This is an update on the devastating avian flu outbreak in the UK. My thanks to The Times newspaper and Rhys Blakely the science correspondent. Before I mention the report, I can remember a television news item yesterday featuring a woman who looks after a beautiful pond in a rural district. It was her job to look after the pond and she was concerned about avian flu. She was watching the wildlife using the pond to monitor the presence of avian flu and its spread to other animal species.

Spillover
The cases of foxes and otters being found to be infected with avian flu indicates spillover from birds to other species. There are concerns about the spillover affecting humans and other mammals.
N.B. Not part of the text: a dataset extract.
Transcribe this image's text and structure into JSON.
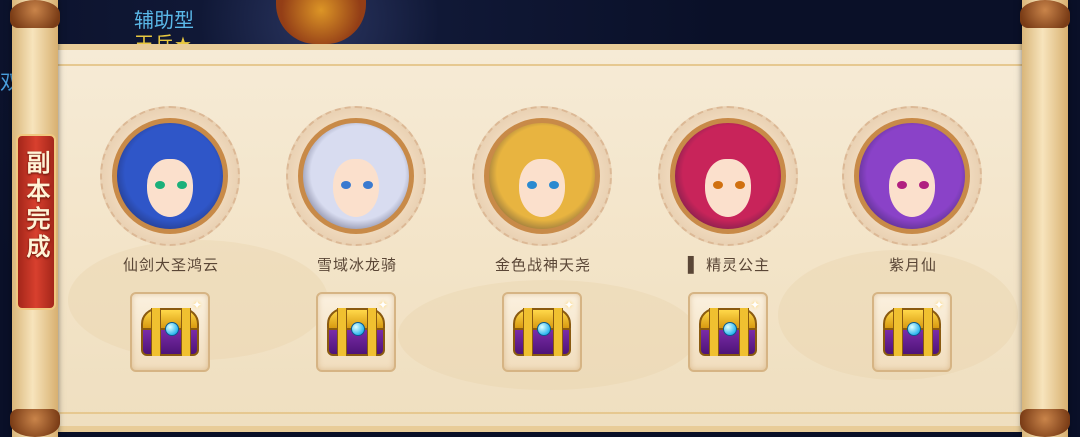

The Times reports that there is no evidence of the disease passing between mammals in the wild. As for humans, the UK government’s website states that: “Bird flu virus infections which cause disease in humans are very rare, but unfortunately when they do [occur], they can cause serious disease and deaths. Bird flu infections in people from birds usually requires very close contact with an infected bird so the risk to humans is currently considered very low.”
There is a risk nonetheless and handling a dead or dying bird suffering from avian flu would place a human at risk of contracting the disease.
The Animal and Plant Health Agency tested 66 mammals where there were large numbers of birds affected by avian flu. Four otters and five foxes have tested positive since December 2021.
They believe that they contracted the disease when eating dead birds. Cases of transmission to other animals have been found in Powys, Wales (fox) and in other mammals in County Durham, Cornwall, Cheshire, Shetland and the Inner Hebrides and Fife according to The Times.
On the march
Prof Ian Brown, director of scientific services at the aforementioned agency told the BBC: “A sick or dead wild bird contains an awful lot of virus. So [scavengers] will be exposed to very large quantities of virus. That gives a possibility for the virus to enter a host population that it doesn’t normally maintain in.”
Avian flu began in the autumn of 2021 in the UK and it is the worst on record. Winter infections lasted throughout summer 2022 and it has affected breeding colonies of seabirds. The government has been slow to react according to conservationists. The RSPB said that ministers had been “asleep at the wheel”.
Avian flu cases are being tracked and monitored by a task force and Prof Brown said: “The virus is absolutely on the march.”
Human deaths
Prof Brown also added that he was “acutely aware of the risks” of avian flu becoming a pandemic like Covid-19. Since 2021, October, when the latest outbreak started there have been five confirmed human cases of H5N1 virus with one death in China. An estimated 208 million birds have died of it across the world.
Zoonotic
Avian flu is a zoonotic disease capable of jumping from birds to other species of animal.